Il fut un temps, qui paraît maintenant bien lointain, où partisans et
adversaires d'Anderson s'empoignaient férocement dans le Courrier des
Lecteurs de
Fiction.
Les adversaires avaient sans doute des raisons de se plaindre puisque
l'auteur honni figurait au sommaire avec une régularité provocante. On
en jugera en consultant la table des récits parus. Que reprochaient-ils
à Anderson ? Ses thèmes, ses idées sous-jacentes que l'on retrouve en
permanence dans toute son œuvre et qui apparaissent nettement dans la
présente nouvelle, que l'on peut qualifier de « super-andersonienne ». A
savoir: le triomphe du courage et de la force individuelle face aux
idéologies, aux systèmes.

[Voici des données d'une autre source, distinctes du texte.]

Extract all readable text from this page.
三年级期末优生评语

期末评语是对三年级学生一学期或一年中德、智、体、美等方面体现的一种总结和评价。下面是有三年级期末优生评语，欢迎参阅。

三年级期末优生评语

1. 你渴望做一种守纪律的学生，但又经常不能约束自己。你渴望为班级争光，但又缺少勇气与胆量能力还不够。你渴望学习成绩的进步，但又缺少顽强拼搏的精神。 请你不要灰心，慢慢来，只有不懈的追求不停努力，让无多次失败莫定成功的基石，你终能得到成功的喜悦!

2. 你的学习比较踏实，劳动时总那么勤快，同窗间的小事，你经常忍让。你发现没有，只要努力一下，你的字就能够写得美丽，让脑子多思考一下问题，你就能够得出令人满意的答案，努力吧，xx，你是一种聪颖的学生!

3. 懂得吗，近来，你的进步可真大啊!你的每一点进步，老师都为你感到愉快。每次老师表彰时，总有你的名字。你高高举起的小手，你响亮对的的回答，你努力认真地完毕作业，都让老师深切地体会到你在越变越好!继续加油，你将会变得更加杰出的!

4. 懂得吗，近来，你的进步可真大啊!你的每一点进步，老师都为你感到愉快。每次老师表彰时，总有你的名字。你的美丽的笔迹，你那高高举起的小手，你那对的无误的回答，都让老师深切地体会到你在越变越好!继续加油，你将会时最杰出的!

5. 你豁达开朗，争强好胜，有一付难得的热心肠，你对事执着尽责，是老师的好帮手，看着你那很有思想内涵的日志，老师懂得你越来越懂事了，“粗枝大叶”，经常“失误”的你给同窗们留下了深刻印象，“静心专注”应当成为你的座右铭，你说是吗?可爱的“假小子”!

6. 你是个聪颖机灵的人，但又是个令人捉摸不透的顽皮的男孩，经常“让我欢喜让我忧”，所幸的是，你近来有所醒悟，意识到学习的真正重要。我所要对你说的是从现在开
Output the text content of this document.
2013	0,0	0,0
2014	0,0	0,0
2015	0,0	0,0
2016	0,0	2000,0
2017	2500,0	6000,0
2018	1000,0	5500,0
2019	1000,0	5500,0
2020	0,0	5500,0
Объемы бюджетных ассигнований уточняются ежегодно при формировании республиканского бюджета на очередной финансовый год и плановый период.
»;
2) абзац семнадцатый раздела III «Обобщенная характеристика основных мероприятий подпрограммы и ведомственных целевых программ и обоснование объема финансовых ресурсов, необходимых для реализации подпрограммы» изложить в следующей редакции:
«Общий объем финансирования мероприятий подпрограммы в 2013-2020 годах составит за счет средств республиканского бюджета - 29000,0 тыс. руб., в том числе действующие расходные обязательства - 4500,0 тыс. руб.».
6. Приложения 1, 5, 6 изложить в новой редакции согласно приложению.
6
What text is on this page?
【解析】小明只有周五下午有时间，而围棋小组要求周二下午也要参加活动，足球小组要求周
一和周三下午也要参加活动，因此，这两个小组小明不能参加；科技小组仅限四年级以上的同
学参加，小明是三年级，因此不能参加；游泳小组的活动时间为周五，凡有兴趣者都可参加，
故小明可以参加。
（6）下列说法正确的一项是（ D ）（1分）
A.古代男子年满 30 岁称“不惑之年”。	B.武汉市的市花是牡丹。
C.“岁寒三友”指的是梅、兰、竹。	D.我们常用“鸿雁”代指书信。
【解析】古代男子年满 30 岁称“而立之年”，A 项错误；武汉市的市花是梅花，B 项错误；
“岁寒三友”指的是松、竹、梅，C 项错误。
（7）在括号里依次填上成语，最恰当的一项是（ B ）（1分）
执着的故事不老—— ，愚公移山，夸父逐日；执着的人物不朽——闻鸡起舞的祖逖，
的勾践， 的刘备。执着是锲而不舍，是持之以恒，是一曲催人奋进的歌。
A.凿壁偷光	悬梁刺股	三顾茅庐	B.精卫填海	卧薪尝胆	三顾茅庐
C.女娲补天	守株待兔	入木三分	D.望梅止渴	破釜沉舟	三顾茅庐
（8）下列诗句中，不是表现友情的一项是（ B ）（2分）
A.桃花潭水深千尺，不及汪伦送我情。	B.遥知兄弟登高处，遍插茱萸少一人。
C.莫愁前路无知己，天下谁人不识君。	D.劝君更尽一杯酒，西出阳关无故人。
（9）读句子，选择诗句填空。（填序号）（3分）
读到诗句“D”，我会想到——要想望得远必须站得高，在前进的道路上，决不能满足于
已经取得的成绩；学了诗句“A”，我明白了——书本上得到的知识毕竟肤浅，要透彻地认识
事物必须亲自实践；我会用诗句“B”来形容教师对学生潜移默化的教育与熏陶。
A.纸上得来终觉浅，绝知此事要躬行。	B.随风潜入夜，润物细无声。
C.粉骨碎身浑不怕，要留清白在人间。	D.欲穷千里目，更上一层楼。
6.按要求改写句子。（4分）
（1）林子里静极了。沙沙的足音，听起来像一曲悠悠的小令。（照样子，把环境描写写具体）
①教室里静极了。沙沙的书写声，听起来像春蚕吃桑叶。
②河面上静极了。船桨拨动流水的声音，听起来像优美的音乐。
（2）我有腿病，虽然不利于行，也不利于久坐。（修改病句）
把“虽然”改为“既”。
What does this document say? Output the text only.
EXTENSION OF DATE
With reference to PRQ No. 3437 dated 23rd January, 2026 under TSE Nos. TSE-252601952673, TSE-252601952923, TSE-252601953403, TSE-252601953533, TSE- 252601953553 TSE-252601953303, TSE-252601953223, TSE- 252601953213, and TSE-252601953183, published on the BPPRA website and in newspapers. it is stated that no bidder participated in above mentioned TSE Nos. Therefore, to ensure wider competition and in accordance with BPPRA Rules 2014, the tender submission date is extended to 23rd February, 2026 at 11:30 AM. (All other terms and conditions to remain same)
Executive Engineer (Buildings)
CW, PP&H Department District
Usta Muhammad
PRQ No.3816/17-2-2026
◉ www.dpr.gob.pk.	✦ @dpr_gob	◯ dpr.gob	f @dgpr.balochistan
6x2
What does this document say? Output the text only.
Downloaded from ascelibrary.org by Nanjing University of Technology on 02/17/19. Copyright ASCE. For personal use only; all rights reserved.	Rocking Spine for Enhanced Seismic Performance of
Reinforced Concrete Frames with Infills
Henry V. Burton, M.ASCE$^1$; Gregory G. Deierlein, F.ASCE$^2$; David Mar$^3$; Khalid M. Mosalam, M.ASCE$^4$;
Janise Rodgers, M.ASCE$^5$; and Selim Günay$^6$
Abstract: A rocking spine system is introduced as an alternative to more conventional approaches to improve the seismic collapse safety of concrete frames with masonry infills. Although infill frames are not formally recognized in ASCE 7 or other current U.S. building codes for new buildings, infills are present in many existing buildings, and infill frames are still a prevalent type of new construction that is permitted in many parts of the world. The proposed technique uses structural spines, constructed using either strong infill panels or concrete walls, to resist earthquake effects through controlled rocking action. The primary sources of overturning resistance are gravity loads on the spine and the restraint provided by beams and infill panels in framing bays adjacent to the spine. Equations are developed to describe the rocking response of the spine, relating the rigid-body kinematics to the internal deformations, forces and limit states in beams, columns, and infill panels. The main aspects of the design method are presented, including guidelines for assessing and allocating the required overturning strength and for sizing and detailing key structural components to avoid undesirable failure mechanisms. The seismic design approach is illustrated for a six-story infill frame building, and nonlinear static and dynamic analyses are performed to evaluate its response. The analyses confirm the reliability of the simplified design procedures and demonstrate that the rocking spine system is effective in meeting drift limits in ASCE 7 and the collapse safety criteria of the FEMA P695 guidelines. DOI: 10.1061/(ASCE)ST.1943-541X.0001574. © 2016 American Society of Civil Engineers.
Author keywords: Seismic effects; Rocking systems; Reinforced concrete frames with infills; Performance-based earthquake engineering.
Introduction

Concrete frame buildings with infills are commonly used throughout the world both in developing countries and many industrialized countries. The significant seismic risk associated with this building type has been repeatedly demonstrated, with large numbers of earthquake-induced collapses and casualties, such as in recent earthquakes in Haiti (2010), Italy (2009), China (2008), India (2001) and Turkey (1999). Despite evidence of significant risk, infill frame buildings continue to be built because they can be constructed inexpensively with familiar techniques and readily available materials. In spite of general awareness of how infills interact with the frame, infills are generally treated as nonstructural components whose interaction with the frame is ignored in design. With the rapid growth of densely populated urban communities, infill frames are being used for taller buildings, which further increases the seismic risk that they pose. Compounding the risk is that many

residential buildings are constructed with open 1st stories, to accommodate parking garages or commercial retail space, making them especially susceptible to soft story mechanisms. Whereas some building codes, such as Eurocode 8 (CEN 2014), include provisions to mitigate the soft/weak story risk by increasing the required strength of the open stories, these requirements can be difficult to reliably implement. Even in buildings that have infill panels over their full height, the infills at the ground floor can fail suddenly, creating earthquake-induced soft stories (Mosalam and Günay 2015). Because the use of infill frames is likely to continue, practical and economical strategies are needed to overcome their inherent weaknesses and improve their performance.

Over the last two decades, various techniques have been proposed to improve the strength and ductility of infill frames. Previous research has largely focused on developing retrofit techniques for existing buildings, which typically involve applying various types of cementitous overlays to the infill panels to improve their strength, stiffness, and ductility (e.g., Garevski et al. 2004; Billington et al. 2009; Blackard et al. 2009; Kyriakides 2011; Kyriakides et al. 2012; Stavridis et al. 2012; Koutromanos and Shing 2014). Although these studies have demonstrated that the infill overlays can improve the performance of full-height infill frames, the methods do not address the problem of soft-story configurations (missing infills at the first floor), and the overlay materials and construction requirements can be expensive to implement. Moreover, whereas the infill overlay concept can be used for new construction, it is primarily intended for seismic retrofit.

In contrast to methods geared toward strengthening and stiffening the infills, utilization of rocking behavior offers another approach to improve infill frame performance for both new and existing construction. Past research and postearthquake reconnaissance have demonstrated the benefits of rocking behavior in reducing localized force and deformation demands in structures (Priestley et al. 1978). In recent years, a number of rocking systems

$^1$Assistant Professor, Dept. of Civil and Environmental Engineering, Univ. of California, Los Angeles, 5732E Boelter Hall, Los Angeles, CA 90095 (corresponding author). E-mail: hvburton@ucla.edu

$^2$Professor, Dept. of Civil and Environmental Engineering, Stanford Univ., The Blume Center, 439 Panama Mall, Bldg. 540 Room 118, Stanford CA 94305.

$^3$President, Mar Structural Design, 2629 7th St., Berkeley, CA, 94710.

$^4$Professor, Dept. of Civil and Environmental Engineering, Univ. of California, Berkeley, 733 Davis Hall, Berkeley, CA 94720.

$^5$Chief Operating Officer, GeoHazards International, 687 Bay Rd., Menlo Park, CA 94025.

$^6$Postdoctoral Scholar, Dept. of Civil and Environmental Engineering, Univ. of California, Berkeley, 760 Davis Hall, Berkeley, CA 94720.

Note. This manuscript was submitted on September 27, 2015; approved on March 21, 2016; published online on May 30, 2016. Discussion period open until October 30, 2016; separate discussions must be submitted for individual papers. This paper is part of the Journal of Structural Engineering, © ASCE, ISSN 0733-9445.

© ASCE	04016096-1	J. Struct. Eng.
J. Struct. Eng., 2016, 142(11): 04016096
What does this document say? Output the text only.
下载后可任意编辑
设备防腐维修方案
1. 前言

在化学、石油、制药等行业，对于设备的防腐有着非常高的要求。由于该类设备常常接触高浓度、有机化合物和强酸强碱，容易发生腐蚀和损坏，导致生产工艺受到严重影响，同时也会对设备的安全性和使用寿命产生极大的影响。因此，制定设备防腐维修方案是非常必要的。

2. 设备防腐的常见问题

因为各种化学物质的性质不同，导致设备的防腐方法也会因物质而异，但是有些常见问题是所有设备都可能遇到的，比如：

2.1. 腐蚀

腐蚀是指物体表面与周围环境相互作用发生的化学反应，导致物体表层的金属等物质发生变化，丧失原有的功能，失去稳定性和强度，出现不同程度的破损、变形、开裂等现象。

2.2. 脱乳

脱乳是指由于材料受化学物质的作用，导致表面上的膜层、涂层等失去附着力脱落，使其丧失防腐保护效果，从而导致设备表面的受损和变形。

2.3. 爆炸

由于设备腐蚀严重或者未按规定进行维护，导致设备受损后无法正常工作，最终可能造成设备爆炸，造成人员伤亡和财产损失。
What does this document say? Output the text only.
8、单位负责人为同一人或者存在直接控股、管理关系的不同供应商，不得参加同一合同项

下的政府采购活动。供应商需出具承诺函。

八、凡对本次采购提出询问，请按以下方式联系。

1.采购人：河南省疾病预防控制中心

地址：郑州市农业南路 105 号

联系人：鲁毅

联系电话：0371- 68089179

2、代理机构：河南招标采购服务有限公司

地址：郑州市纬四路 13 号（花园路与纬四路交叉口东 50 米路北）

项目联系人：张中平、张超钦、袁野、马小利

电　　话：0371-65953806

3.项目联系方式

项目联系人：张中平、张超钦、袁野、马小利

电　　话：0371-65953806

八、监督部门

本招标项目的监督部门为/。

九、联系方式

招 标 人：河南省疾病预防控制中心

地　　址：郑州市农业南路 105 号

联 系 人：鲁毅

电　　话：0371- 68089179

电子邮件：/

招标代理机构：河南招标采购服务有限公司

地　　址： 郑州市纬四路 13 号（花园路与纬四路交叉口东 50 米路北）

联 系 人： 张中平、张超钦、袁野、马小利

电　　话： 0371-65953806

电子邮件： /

Pour Anderson, c'est avec le poing, avec
l'épée, avec l'épieu que l'individu affronte l'univers. La première
qualité du héros andersonien, c'est la volonté de survivre, l'instinct
de conservation. Il ne se laisse pas arrêter par les questions, par le
doute. Quand la bataille est engagée, il la mène
jusqu'au bout. Découvreurs, forgeurs d'empires et forceurs de blocus
animent le grand opéra d'Anderson, forts de leur droit, de leurs armadas
d'astronefs. Et c'est bien là ce qui irrite certains lecteurs qui voient
se dessiner, au travers de l'épopée, le vilain masque du militarisme.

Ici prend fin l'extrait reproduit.